Then there’s the other kind of gone. The string you up on a flagpole by your PICC line, skip country as you wilt away to jagged angles kind of gone. If it’s not already apparent, I speak from experience. Being abandoned as you die is, well, intangibly visceral. I’ve collected troves of diction on said topic, most of which are of the four-letter variety; you know, the kind of language your mother eschews, but my mom blooms by. (Okay, so maybe her cornflower blue irises don’t exactly replenish beneath the rays of my f-bombs as they did the first fifty times I owned it.) But she still glitters by my passion, in all of its forms. I digress.
A reproachful harangue about those who have ditched me this is not. (Only.) In addition, I propose an inquiry to all of you reading this; at what point does chronic illness replace the human who has it? It has been my experience that being reduced to a medical enigma, a perpetual failure to heal, sucks. Conveniently side-stepping the topic of chronic cruelty churning inside of me, others focus instead on how my illness burdens them.
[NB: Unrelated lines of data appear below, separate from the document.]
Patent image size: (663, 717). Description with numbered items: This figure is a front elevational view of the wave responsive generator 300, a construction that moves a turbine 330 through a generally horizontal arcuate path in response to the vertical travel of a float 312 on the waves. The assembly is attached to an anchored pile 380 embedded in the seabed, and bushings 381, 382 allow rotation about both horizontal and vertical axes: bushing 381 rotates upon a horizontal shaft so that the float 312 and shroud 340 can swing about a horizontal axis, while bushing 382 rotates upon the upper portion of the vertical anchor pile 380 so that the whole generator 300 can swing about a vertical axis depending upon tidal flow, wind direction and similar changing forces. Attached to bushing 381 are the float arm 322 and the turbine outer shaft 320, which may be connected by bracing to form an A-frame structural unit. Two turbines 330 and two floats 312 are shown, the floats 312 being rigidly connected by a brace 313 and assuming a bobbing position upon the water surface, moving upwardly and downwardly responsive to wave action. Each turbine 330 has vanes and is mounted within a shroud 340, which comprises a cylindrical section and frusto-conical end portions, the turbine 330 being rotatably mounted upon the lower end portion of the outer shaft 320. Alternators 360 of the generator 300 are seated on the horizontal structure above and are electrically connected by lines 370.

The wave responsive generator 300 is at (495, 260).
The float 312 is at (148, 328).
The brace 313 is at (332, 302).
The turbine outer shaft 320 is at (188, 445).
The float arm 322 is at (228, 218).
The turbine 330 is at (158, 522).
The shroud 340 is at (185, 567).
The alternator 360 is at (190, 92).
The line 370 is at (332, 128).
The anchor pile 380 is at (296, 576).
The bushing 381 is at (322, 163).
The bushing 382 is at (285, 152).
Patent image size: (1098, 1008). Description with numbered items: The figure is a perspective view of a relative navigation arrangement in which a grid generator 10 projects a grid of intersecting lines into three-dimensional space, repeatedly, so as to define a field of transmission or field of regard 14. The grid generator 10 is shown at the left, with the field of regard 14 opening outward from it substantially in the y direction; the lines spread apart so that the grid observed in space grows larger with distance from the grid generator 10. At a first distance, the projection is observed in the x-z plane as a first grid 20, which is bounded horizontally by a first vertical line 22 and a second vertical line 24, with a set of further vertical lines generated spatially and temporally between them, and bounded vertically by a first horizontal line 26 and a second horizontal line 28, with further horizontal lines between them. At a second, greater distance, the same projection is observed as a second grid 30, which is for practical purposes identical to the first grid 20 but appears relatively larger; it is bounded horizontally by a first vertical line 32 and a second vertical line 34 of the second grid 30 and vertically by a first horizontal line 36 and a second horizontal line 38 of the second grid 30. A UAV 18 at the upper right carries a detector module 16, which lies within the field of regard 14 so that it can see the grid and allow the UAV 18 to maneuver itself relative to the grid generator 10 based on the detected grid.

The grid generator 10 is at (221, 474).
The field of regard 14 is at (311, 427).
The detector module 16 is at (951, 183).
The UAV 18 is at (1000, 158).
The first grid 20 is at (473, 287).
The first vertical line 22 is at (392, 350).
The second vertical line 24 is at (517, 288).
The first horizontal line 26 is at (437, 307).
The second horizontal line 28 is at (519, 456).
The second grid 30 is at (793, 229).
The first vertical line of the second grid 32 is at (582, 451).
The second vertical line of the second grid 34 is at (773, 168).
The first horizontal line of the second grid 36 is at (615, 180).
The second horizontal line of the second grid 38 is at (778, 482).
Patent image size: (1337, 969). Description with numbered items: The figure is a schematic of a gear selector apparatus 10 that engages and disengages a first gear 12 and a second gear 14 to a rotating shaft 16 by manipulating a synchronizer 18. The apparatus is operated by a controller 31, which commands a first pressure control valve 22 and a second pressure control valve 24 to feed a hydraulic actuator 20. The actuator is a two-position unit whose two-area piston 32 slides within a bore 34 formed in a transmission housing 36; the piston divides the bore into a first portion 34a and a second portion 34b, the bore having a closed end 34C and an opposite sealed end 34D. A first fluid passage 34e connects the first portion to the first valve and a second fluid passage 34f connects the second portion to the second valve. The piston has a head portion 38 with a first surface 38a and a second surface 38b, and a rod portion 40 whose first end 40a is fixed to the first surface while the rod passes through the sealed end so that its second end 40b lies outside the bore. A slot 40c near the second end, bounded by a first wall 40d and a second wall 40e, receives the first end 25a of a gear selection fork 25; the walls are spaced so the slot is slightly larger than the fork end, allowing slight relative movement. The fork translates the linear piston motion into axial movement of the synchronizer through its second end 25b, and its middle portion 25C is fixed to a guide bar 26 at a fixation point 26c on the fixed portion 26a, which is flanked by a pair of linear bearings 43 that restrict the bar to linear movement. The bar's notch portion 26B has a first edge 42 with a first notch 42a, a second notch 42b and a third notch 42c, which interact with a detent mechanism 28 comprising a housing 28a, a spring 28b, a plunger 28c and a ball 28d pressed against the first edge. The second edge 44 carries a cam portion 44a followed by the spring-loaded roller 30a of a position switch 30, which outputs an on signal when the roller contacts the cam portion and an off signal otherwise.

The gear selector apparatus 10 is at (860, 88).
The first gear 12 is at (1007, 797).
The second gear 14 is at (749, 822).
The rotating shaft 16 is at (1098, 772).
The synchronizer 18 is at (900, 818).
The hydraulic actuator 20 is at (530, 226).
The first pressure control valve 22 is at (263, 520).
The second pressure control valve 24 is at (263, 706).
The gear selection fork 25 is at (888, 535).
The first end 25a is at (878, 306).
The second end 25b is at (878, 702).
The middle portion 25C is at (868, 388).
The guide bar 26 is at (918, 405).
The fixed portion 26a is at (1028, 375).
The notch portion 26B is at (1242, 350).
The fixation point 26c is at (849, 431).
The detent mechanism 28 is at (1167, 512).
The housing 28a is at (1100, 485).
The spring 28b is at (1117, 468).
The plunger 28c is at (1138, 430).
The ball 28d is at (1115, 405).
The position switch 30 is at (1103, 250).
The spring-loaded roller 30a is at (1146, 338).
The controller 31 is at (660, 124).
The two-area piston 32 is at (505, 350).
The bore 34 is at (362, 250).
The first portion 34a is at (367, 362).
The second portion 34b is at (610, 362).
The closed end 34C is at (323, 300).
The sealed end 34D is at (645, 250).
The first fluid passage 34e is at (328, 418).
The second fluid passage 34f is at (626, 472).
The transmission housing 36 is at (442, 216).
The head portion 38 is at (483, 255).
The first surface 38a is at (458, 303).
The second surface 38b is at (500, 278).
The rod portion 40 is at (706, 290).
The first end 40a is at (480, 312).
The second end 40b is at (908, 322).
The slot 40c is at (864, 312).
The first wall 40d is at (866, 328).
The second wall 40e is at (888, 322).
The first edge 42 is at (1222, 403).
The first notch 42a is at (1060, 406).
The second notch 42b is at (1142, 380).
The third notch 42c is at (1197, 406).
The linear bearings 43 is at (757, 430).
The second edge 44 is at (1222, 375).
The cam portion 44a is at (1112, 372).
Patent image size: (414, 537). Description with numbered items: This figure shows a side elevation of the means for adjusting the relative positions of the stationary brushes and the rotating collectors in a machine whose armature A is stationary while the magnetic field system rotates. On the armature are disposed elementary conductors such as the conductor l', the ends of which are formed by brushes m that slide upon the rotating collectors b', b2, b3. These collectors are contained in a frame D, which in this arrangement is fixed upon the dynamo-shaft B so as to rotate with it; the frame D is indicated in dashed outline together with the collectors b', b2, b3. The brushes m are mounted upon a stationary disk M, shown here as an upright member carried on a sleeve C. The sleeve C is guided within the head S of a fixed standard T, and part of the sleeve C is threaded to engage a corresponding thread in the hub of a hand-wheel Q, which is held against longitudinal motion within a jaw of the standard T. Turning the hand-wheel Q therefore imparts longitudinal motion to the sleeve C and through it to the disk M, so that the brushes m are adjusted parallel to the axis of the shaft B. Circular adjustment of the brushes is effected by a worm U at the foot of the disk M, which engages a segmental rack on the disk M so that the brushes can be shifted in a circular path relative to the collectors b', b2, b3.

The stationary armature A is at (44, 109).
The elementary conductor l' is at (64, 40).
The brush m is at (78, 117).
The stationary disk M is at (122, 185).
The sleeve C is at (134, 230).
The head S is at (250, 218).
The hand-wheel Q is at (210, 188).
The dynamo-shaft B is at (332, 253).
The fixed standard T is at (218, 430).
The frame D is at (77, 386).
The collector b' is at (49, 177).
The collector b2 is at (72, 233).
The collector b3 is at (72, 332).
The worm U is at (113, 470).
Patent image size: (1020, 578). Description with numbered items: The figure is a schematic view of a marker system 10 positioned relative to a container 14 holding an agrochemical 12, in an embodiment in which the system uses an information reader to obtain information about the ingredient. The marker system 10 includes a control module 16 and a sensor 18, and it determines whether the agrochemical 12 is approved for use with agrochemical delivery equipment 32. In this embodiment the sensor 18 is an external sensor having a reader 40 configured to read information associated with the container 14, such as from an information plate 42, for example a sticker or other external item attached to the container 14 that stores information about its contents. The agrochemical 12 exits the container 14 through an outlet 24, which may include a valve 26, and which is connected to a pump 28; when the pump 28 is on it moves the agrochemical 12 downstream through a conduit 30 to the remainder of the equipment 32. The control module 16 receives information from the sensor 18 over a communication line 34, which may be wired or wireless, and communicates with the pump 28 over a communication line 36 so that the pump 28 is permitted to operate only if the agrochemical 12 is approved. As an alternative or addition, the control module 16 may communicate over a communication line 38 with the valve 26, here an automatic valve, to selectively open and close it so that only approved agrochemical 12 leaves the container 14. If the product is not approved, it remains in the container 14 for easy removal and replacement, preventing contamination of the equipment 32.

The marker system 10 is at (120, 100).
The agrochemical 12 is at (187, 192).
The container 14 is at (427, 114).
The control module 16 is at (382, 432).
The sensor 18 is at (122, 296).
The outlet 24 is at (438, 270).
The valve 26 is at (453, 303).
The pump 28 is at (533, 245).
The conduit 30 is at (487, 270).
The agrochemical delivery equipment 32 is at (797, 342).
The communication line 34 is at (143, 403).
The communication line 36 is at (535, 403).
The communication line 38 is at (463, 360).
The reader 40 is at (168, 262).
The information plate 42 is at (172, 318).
I am not alone in this; others I’ve connected with echo similar sentiments. The take away message playing through our heads is this: I am not lovable. I am disposable. My illness is all that I am. This is a fairly simplified excerpt of the dialogue me, myself and I exchange. Instead of blaming someone, my aim is to unearth beliefs that put those living with chronic illness in the wrong. Because we exist.
Betrayal by body may be inevitable with Lyme disease. Betrayal by those I love doesn’t have to be. Stay.